Ensemble Learning Simulation Method for Hydraulic Characteristic Parameters of Emitters Driven by Limited Data

Abstract

The emitter is one of the most critical components in drip irrigation. The flow path geometry parameters have a significant effect on the emitter’s hydraulic performance and have a direct impact on the emitter’s irrigation uniformity and lifetime. The hydraulic characteristics of the emitter are the key indicators of its performance. However, obtaining the hydraulic characteristics of the emitter is complex. Typically, only a small number of calibrations are performed for specific equipment models, making it difficult to obtain the parameter. Therefore, limited data corresponding to the morphological parameters and the flow rate were simulated using the FLUENT software, and the influence of the characteristics was analyzeanalyzed, based on which a flow rate prediction model was constructed using the ensemble learning (CatBoost) model. The extended data set was generated by stochastic simulation and parameter fitting.
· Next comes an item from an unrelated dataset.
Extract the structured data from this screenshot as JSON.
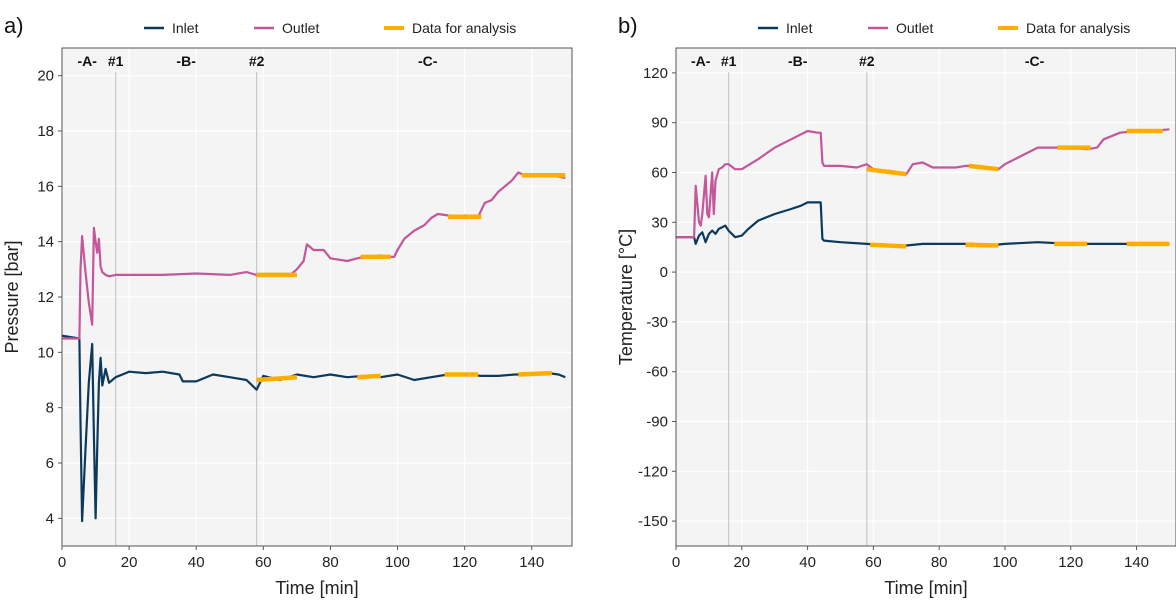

The flow index and flow coefficient prediction model were built and evaluated using the CatBoost model again with the augmented data set as a benchmark. The results show that the significant correlation between the geometric structure and the flow index and flow coefficient provides the basis for the correlation model. CatBoost can fit the complex nonlinear relationships between the parameters well, achieving excellent simulation accuracy for the flow rate (R2 = 0.9987), flow index (R2 = 0.9961), and flow coefficient (R2 = 0.9946), where the path width has the highest importance score in the model construction for the flow index (score = 55.97) and flow coefficient (score = 45.2). Furthermore, the CatBoost models used in this study achieved the best prediction results compared to seven typical models (XGBoost, Bagging, Random Forest, Tree, Adaboost, and KNN).